Here in the UK, we seemed to be just that little step ahead of everyone else with all this. While our European counterparts and American cousins were mostly stuck comparing battle axe sizes, there seemed to a be a definite and noticeable subconscious shift in the way we were thinking about the scene. Folk metal and black metal had long been brothers in arms, yet slowly the dominant brother began to get more of the attention, attract more pretty girls (or, rather, bearded men) and generally find his way to the forefront of people's interests. Perhaps it was indeed our yearning for something that bit more complex, more deeply rooted and more revolutionary that black metal began to take the UK metal community by storm. Don't get me wrong, black metal has always had a huge underground following here, but this particular surge in popularity was being led by none other than our very own, home-grown breed of bands. It's hard to define the attraction; for me, I believe that what was so exciting about the emergence of this new wave was the overwhelmingly distinct sounds being created. Credit where credit's due, bands like Drudkh, Emperor, Negura Bunget, Wolves in the Throne Room (groups I consider to be firmly rooted in the more 'ethereal' side of things) certainly paved the way for what was being written on these shores, but the passion and ferocity with which our boys were delivering appeared to set us worlds apart from the largely stagnant worldwide scene.
All Inclusive Deal
|Darlington's Old Corpse Road|
For me, one of the most remarkable things some UK black metal bands seem to be doing these days is not giving a solitary fuck about going out of the way to look or act like a black metal band 'should'. Take Winterfylleth as prime example, with the guys simply rocking up in band t-shirt/jeans/trainers combinations - would that be allowed in the European black metal rule book? I doubt it, but they pull it off by simply playing music that is distinctly above average. There they are on stage, just four normal fellas playing incredibly well-written, passionate, intense music which carries itself. I often get the impression, without over-inflating our collective head, that perhaps we British are on a higher level of thought when it comes to black metal, that we appreciate it purely for its intellectual and emotional values; I'm not saying all Europeans are only interested in blasphemy and corpse paint, but hopefully you understand what I mean… This goes for UKBM fans too; I noticed at one point that black metal over here almost became the new 'in' thing to listen to. I remember at work once, a lad came in wearing a checkered shirt, skinny jeans et al - but underneath was a WITTR shirt. This guy would have looked pretty at home at some hipster gig (nothing wrong with that, like), and there he was brandishing his love for atmospheric black metal, shock horror! To see someone like that at a black metal gig in the UK these days is pretty commonplace; catch them at a death metal gig and you'd immediately think "scene poser wanker". Go on, admit it, you would. He didn't have a fringe though, to be fair. The point is, for a genre that has always given such a cut-off-from-the-world impression, we in the UK seem to have carved out our own little niche which is seemingly, and proudly, very much inclusive. Ironic, given the spiel that some over-conscious ignorant beings come out with whenever some of these bands are mentioned, eh? But I won't go into that old business…

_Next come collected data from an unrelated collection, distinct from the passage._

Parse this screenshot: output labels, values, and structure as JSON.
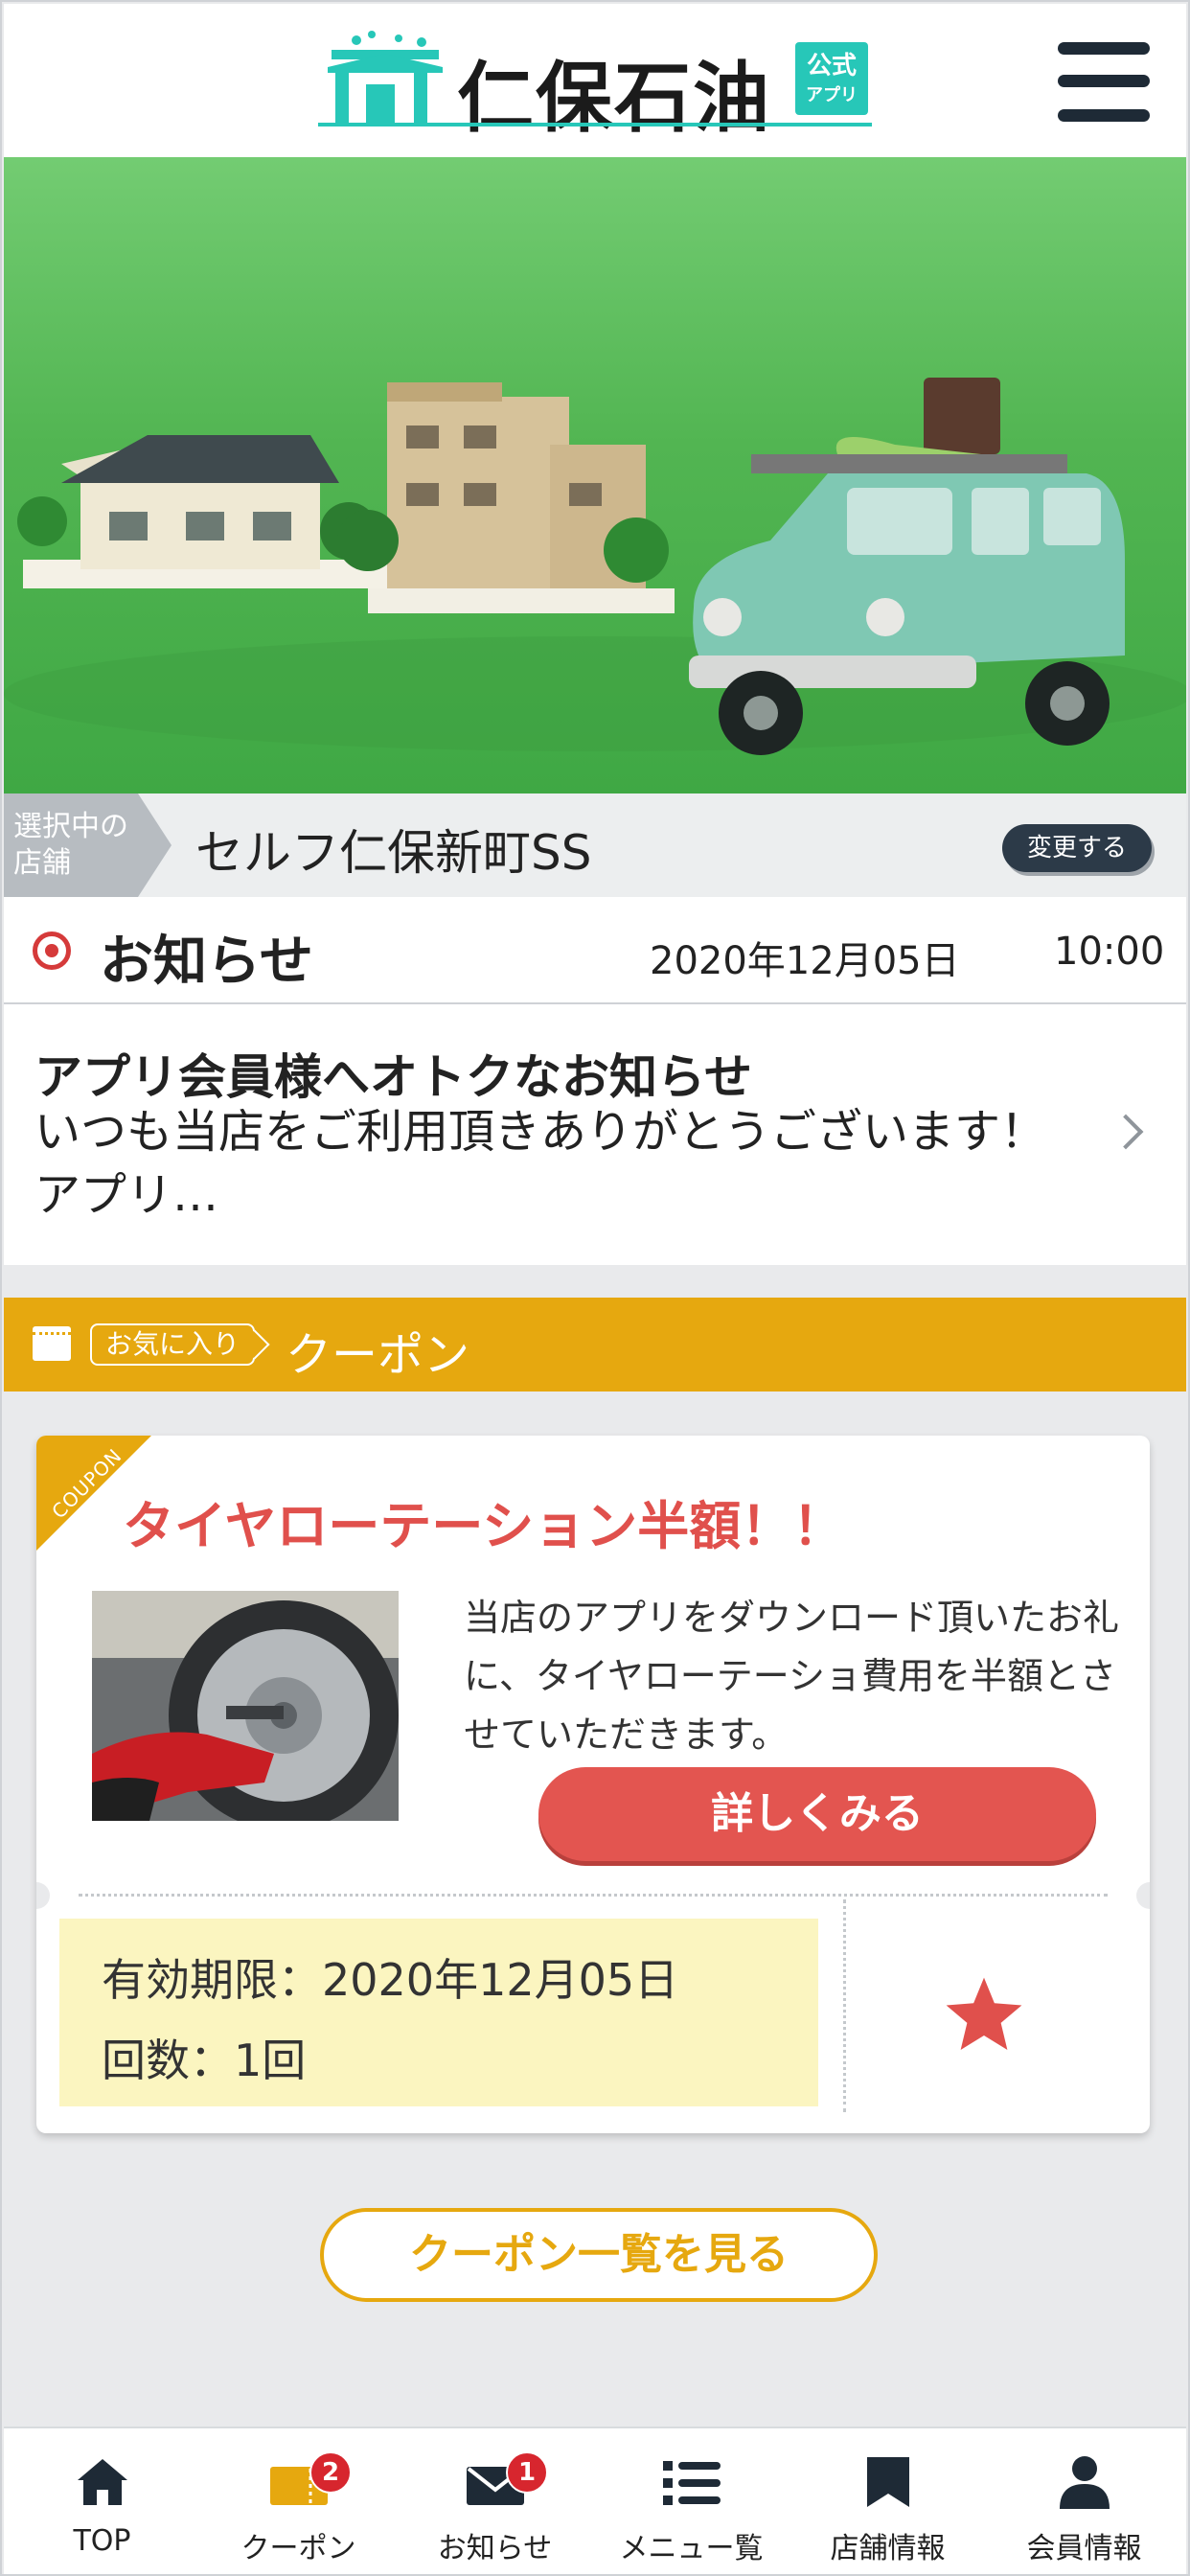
{
  "header": {
    "logo_text": "仁保石油",
    "logo_badge_line1": "公式",
    "logo_badge_line2": "アプリ"
  },
  "store": {
    "tag": "選択中の店舗",
    "name": "セルフ仁保新町SS",
    "change_label": "変更する"
  },
  "notice": {
    "title": "お知らせ",
    "date": "2020年12月05日",
    "time": "10:00",
    "item_title": "アプリ会員様へオトクなお知らせ",
    "item_text": "いつも当店をご利用頂きありがとうございます！アプリ…"
  },
  "coupon_section": {
    "favorite_tag": "お気に入り",
    "label": "クーポン"
  },
  "coupon": {
    "corner_label": "COUPON",
    "title": "タイヤローテーション半額！！",
    "description": "当店のアプリをダウンロード頂いたお礼に、タイヤローテーショ費用を半額とさせていただきます。",
    "detail_button": "詳しくみる",
    "expiry": "有効期限：2020年12月05日",
    "count": "回数：1回"
  },
  "coupon_list_button": "クーポン一覧を見る",
  "tabbar": {
    "items": [
      {
        "label": "TOP",
        "icon": "home-icon"
      },
      {
        "label": "クーポン",
        "icon": "coupon-icon",
        "badge": "2"
      },
      {
        "label": "お知らせ",
        "icon": "mail-icon",
        "badge": "1"
      },
      {
        "label": "メニュー覧",
        "icon": "list-icon"
      },
      {
        "label": "店舗情報",
        "icon": "store-icon"
      },
      {
        "label": "会員情報",
        "icon": "person-icon"
      }
    ]
  },
  "colors": {
    "accent_teal": "#27c7b8",
    "coupon_gold": "#e6a80f",
    "coupon_red": "#e35550",
    "navy": "#1e2a36"
  }
}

|Fyrdsman 'Forgotten Beneath the Soil'|
Of course, we all know there are many fantastic black metal bands doing things a little differently on the Continent, but in my opinion a large majority appear to be stuck in a cycle. To be fair, the current wave of UKBM might not even have come to exist without the influence of some of these groups, but our scene is upping the ante, it has to be said. As a nation we've always been bloody good at leading the way in metal - all in all I'd say we have a pretty good thing going, and it's only getting bigger.